MCA Youth calls NEM rejection ‘primitive’

May 31, 2010

KUALA LUMPUR, May 31 — MCA Youth chief Datuk Wee Ka Siong took up the cudgels for the New Economic Model (NEM), calling the Malay Consultative Council’s (MPM) rejection of the proposals as a “primitive understanding” of the global economic climate.

The Najib administration plans to table the NEM with the 10th Malaysia Plan this June 10 and has asked for public feedback to the proposals.

“It is disappointing that the MPM had rejected the NEM. Such thinking is primitive which has not caught up with the pace of globalisation. National wealth should be allocated as per needs and merit.

“This is in tandem with national development and progress,” Wee said in a statement today.

The MPM congress on Saturday passed a 31-point resolution essentially demanding the preservation of race-based affirmative action as expounded by the New Economic Policy (NEP), under the new economic regime.

The umbrella body, comprising 76 Malay NGOs and led by Malay rights group Perkasa, deliberated for hours before unanimously agreeing that the Najib administration’s move would dismantle what they see as inherent Malay rights.

Many of the participants at the congress slammed the NEM and its framers, the National Economic Advisory Council (NEAC), for betraying the social contract which they claimed recognises the special economic rights of the Malays.

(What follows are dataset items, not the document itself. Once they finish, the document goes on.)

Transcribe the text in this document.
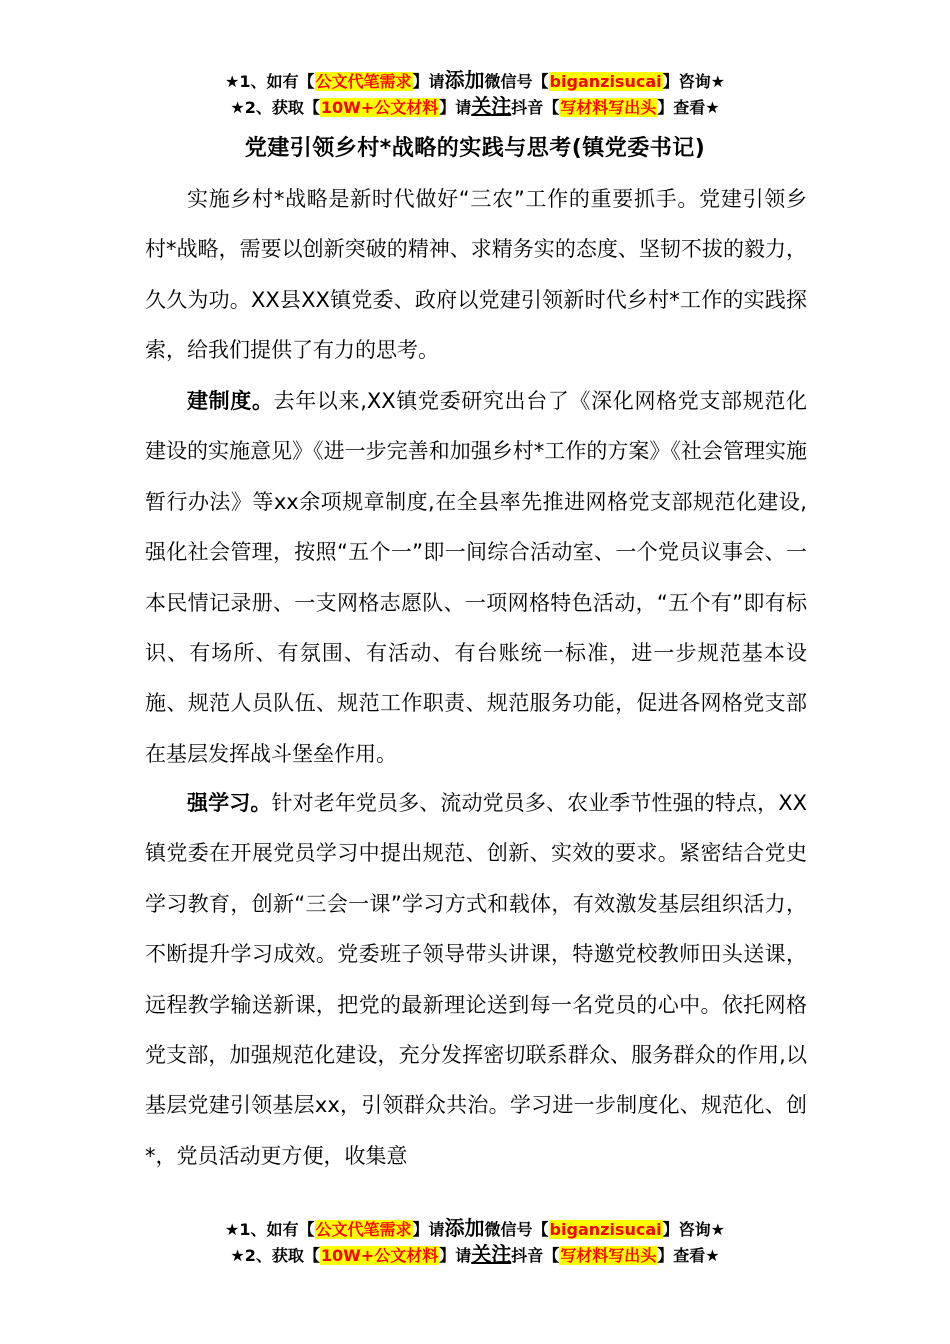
★1、如有【公文代笔需求】请添加微信号【biganzisucai】咨询★
★2、获取【10W+公文材料】请关注抖音【写材料写出头】查看★
党建引领乡村*战略的实践与思考(镇党委书记)

实施乡村*战略是新时代做好“三农”工作的重要抓手。党建引领乡村*战略，需要以创新突破的精神、求精务实的态度、坚韧不拔的毅力，久久为功。XX县XX镇党委、政府以党建引领新时代乡村*工作的实践探索，给我们提供了有力的思考。

建制度。去年以来,XX镇党委研究出台了《深化网格党支部规范化建设的实施意见》《进一步完善和加强乡村*工作的方案》《社会管理实施暂行办法》等xx余项规章制度,在全县率先推进网格党支部规范化建设,强化社会管理，按照“五个一”即一间综合活动室、一个党员议事会、一本民情记录册、一支网格志愿队、一项网格特色活动，“五个有”即有标识、有场所、有氛围、有活动、有台账统一标准，进一步规范基本设施、规范人员队伍、规范工作职责、规范服务功能，促进各网格党支部在基层发挥战斗堡垒作用。

强学习。针对老年党员多、流动党员多、农业季节性强的特点，XX镇党委在开展党员学习中提出规范、创新、实效的要求。紧密结合党史学习教育，创新“三会一课”学习方式和载体，有效激发基层组织活力，不断提升学习成效。党委班子领导带头讲课，特邀党校教师田头送课，远程教学输送新课，把党的最新理论送到每一名党员的心中。依托网格党支部，加强规范化建设，充分发挥密切联系群众、服务群众的作用,以基层党建引领基层xx，引领群众共治。学习进一步制度化、规范化、创*，党员活动更方便，收集意

★1、如有【公文代笔需求】请添加微信号【biganzisucai】咨询★
★2、获取【10W+公文材料】请关注抖音【写材料写出头】查看★
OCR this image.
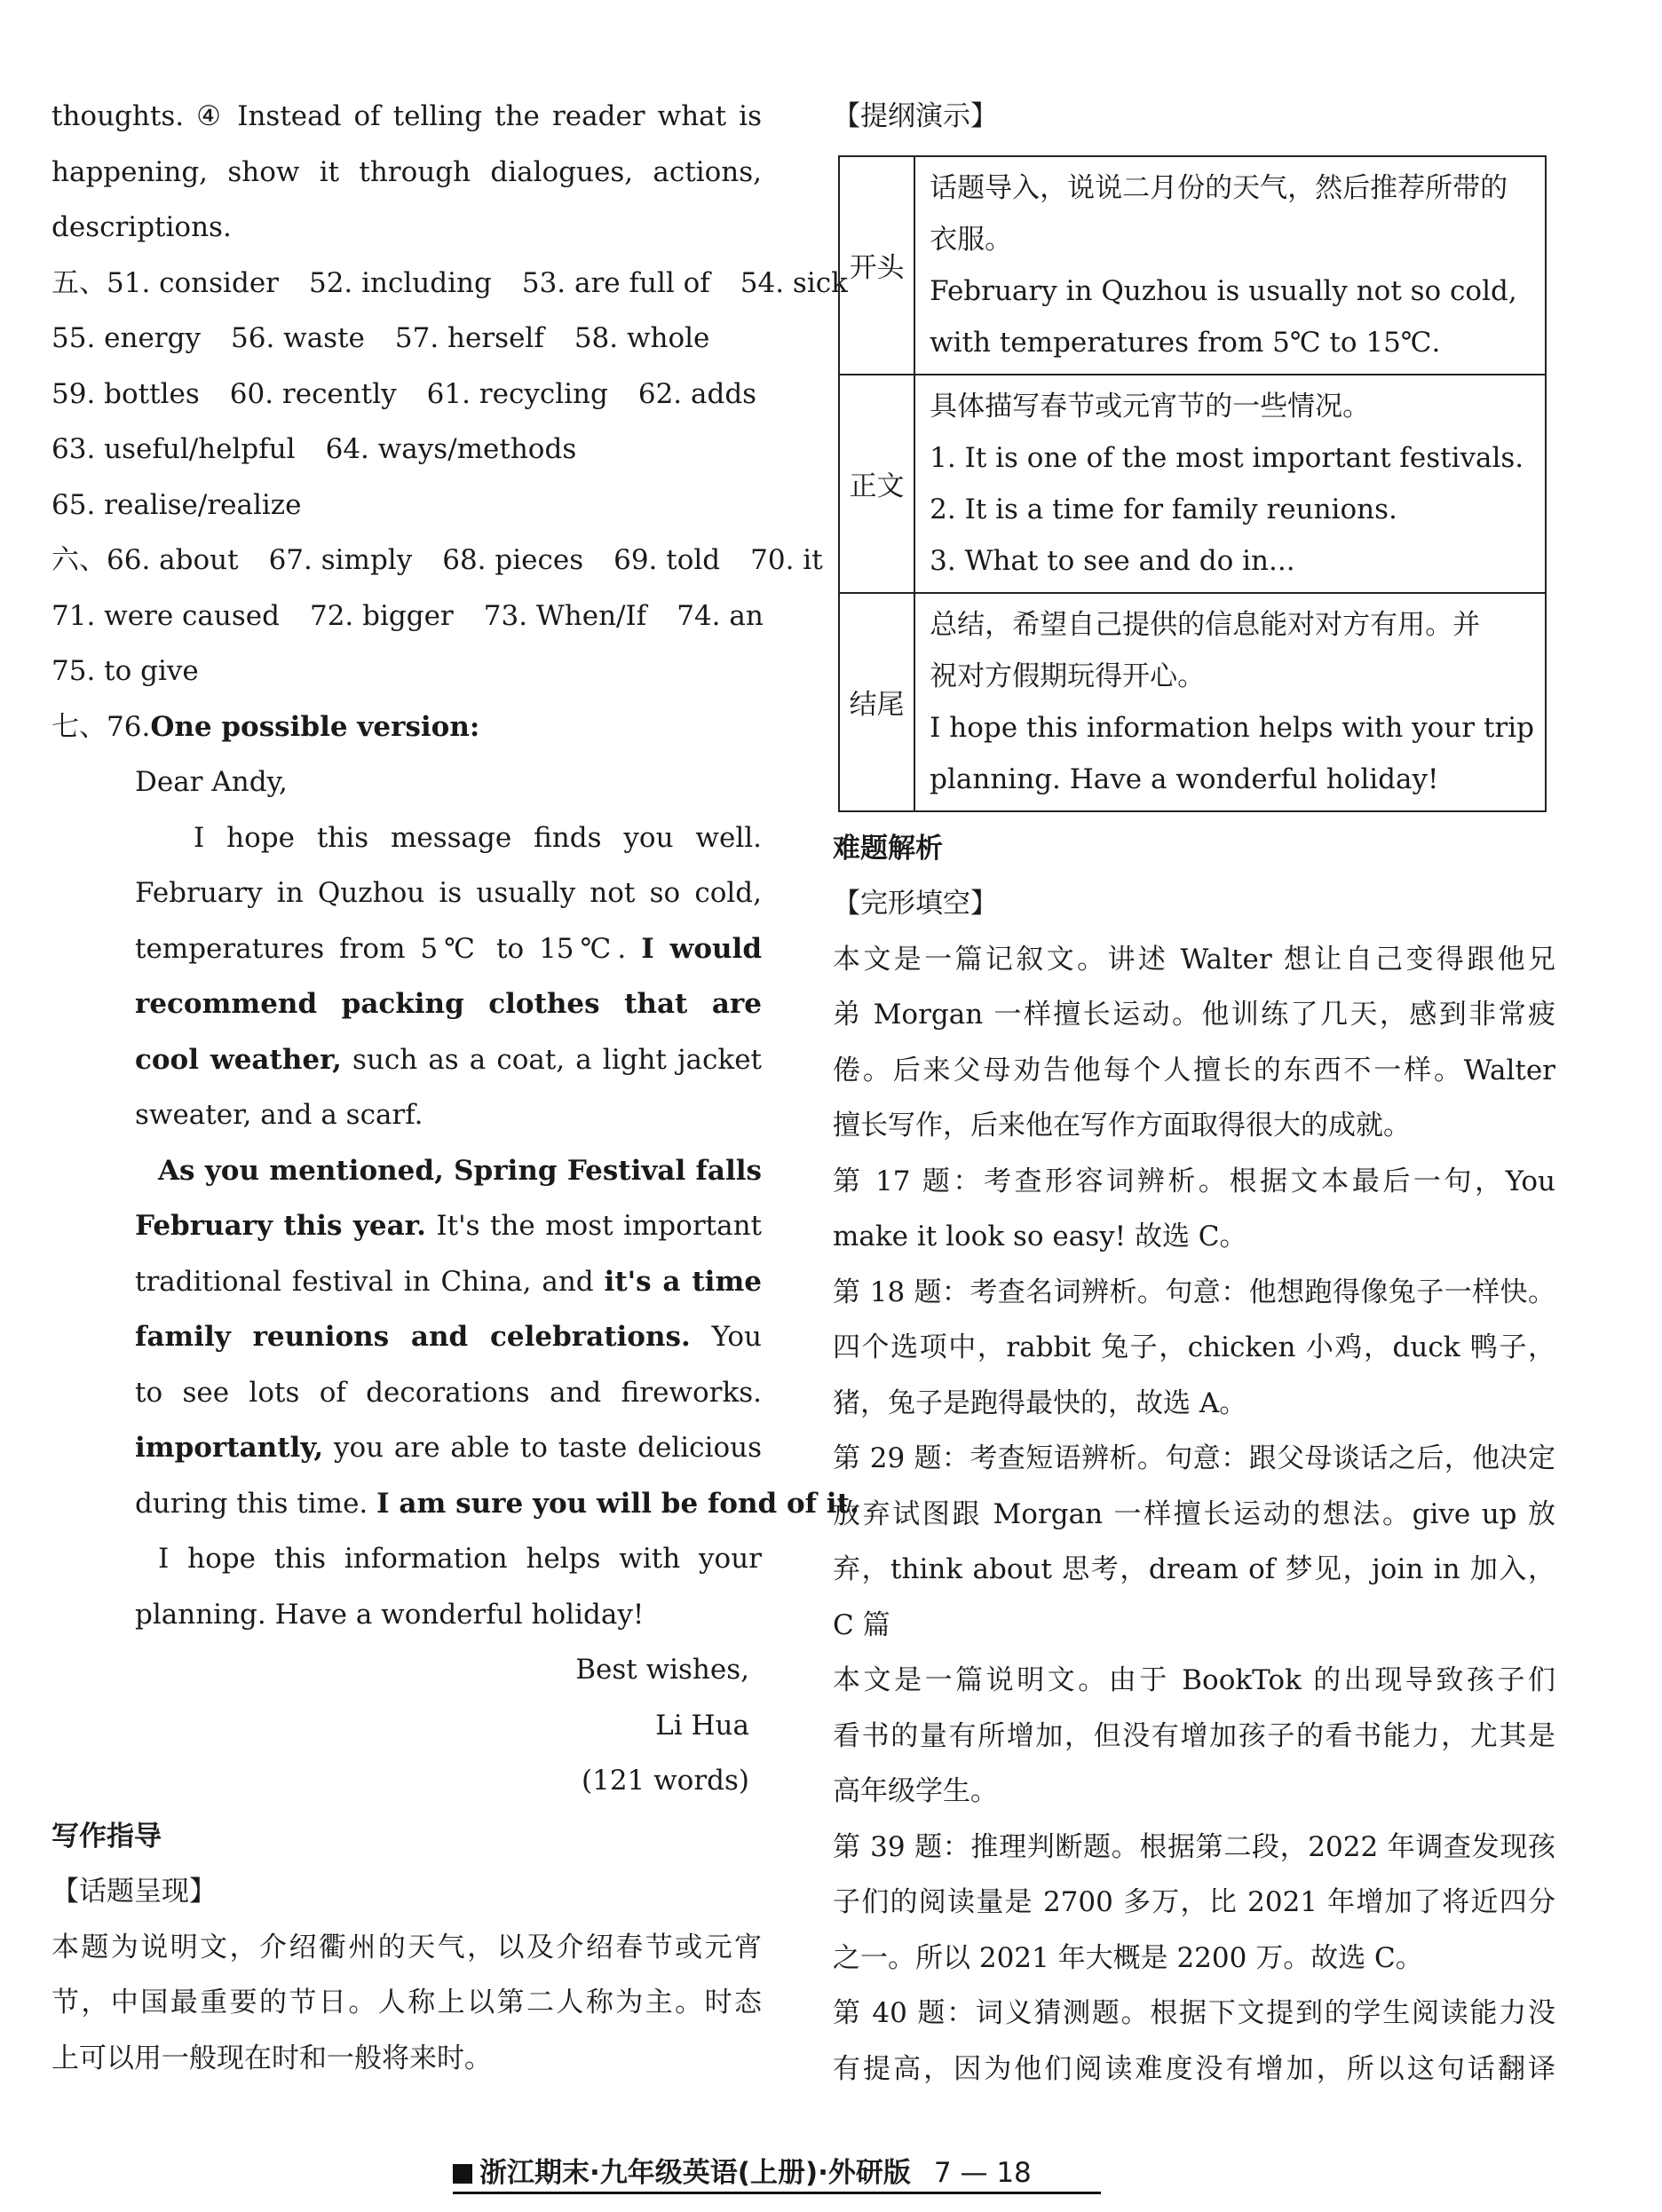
thoughts. ④ Instead of telling the reader what is
happening, show it through dialogues, actions,
descriptions.
五、51. consider 52. including 53. are full of 54. sick
55. energy 56. waste 57. herself 58. whole
59. bottles 60. recently 61. recycling 62. adds
63. useful/helpful 64. ways/methods
65. realise/realize
六、66. about 67. simply 68. pieces 69. told 70. it
71. were caused 72. bigger 73. When/If 74. an
75. to give
七、76.One possible version:
Dear Andy,
I hope this message finds you well.
February in Quzhou is usually not so cold,
temperatures from 5℃ to 15℃. I would
recommend packing clothes that are
cool weather, such as a coat, a light jacket
sweater, and a scarf.
As you mentioned, Spring Festival falls
February this year. It's the most important
traditional festival in China, and it's a time
family reunions and celebrations. You
to see lots of decorations and fireworks.
importantly, you are able to taste delicious
during this time. I am sure you will be fond of it.
I hope this information helps with your
planning. Have a wonderful holiday!
Best wishes,
Li Hua
(121 words)
写作指导
【话题呈现】
本题为说明文，介绍衢州的天气，以及介绍春节或元宵
节，中国最重要的节日。人称上以第二人称为主。时态
上可以用一般现在时和一般将来时。
【提纲演示】
开头	话题导入，说说二月份的天气，然后推荐所带的
衣服。
February in Quzhou is usually not so cold,
with temperatures from 5℃ to 15℃.

正文	具体描写春节或元宵节的一些情况。
1. It is one of the most important festivals.
2. It is a time for family reunions.
3. What to see and do in...

结尾	总结，希望自己提供的信息能对对方有用。并
祝对方假期玩得开心。
I hope this information helps with your trip
planning. Have a wonderful holiday!
难题解析
【完形填空】
本文是一篇记叙文。讲述 Walter 想让自己变得跟他兄
弟 Morgan 一样擅长运动。他训练了几天，感到非常疲
倦。后来父母劝告他每个人擅长的东西不一样。Walter
擅长写作，后来他在写作方面取得很大的成就。
第 17 题：考查形容词辨析。根据文本最后一句，You
make it look so easy! 故选 C。
第 18 题：考查名词辨析。句意：他想跑得像兔子一样快。
四个选项中，rabbit 兔子，chicken 小鸡，duck 鸭子，
猪，兔子是跑得最快的，故选 A。
第 29 题：考查短语辨析。句意：跟父母谈话之后，他决定
放弃试图跟 Morgan 一样擅长运动的想法。give up 放
弃，think about 思考，dream of 梦见，join in 加入，
C 篇
本文是一篇说明文。由于 BookTok 的出现导致孩子们
看书的量有所增加，但没有增加孩子的看书能力，尤其是
高年级学生。
第 39 题：推理判断题。根据第二段，2022 年调查发现孩
子们的阅读量是 2700 多万，比 2021 年增加了将近四分
之一。所以 2021 年大概是 2200 万。故选 C。
第 40 题：词义猜测题。根据下文提到的学生阅读能力没
有提高，因为他们阅读难度没有增加，所以这句话翻译
浙江期末·九年级英语(上册)·外研版 7 — 18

Wee (picture) said the “conservative thinking of distribution according to race” will only retard Malaysia’s growth in a world that is growing fiercely competitive.

“Malaysia’s economic development is not a matter of dividing the cake as per ethnic population but rather to expand the cake by jointly working for the wealth to be enjoyed by all.

“I fail to understand why despite living in the 21st century, there are people who have completely ignored the challenges of globalisation and are still living within their parochial closeted frames,” said the MCA Youth chief.

Prime Minister Datuk Seri Najib Razak has been left with no choice but to go ahead with the unpopular decision of dismantling the NEP amid pressure to resuscitate the nation’s softening economy.

Much of the fattening Malay largesse, economists say, was NEP-induced and has caused investments to wane, the stagnation of wages, and an overall decrease in Malaysia’s global competitiveness.

Wee defended the prime minister, saying his new model “holds a far-sighted macro vision”.

“The proposed NEM and the liberalisation of the economy are decisions which the country has to take towards reaching developed nation status. However, some narrow-minded people have balked at this idea,” he said.

The MCA Youth does not oppose the government funding the poor, but the related funding should not be race-based, said Wee.

“We also need to ensure that the funding is delivered to such individuals or groups who really need it,” he added.